ふとさきえを見ると、さきえは両手で口元を押さえ、顔色を真っ青にしていたのだった。
漢助はそれを二人に見せると、そっと棚を元に戻し、盗聴器から離れた。
そして、十汰とさきえの背を押し、その部屋から出て廊下へと出る。
「ここまでの範囲が聞こえてるかは分かりませんが、声は落として話して下さい」
その言葉に、ハッと我に返ったさきえ。
そして、真っ青になった顔で漢助に聞く。
「だ…伊達坂さんっ。と、盗聴器って何で……」
「か、漢助っ。
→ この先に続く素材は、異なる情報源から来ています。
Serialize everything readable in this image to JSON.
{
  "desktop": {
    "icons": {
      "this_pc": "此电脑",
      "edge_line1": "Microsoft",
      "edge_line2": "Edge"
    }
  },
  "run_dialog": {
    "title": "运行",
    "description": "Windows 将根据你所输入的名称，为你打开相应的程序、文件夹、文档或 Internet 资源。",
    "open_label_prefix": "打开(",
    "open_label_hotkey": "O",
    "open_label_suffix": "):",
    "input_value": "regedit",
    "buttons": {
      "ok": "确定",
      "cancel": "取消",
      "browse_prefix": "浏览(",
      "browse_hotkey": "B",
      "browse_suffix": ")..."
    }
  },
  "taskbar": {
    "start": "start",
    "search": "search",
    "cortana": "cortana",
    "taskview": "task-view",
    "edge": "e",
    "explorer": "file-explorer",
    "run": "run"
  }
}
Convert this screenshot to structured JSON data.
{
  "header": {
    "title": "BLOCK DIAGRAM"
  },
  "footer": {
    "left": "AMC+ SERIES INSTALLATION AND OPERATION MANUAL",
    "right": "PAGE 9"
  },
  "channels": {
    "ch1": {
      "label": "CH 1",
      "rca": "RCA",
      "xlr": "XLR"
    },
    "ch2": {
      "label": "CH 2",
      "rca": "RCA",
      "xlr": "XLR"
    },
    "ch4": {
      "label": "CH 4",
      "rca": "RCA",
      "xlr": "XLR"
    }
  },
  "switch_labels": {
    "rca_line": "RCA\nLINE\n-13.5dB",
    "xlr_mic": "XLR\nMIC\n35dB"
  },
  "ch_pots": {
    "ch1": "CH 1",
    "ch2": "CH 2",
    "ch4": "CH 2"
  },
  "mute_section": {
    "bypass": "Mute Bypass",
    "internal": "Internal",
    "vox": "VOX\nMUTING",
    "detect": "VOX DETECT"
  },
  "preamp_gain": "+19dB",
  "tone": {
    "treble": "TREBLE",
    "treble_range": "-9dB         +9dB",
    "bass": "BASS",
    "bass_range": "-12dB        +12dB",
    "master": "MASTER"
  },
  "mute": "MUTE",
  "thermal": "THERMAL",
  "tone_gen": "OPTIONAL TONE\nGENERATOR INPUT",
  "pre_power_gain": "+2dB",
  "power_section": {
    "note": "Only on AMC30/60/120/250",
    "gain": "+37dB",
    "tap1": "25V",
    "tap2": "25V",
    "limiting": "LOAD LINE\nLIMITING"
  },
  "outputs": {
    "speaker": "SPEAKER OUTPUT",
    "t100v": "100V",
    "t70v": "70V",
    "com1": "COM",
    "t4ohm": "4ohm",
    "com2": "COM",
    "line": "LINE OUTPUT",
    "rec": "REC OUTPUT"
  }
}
盗聴器って、うっ嘘だろっ」
生まれて初めて盗聴器なんて見た十汰は、その恐ろしさに声が裏返った。
まさか、部屋に盗聴器があったなんて、想像もしていなかった。
でも、その盗聴器を見て、十汰はすぐに寝室で見た違和感のあるコンセントを思い出した。
「か、漢助っ……こっち来て」
そう言って、十汰は漢助の腕を掴み寝室へと連れて行った。
「こ、ここ見て……」
そして、コンセントを指差しそう小声で言う。
すると、漢助は一瞬驚いた顔をして、盛大な溜息を溢した。
その反応を見て、やっぱりかと、十汰は身震いした。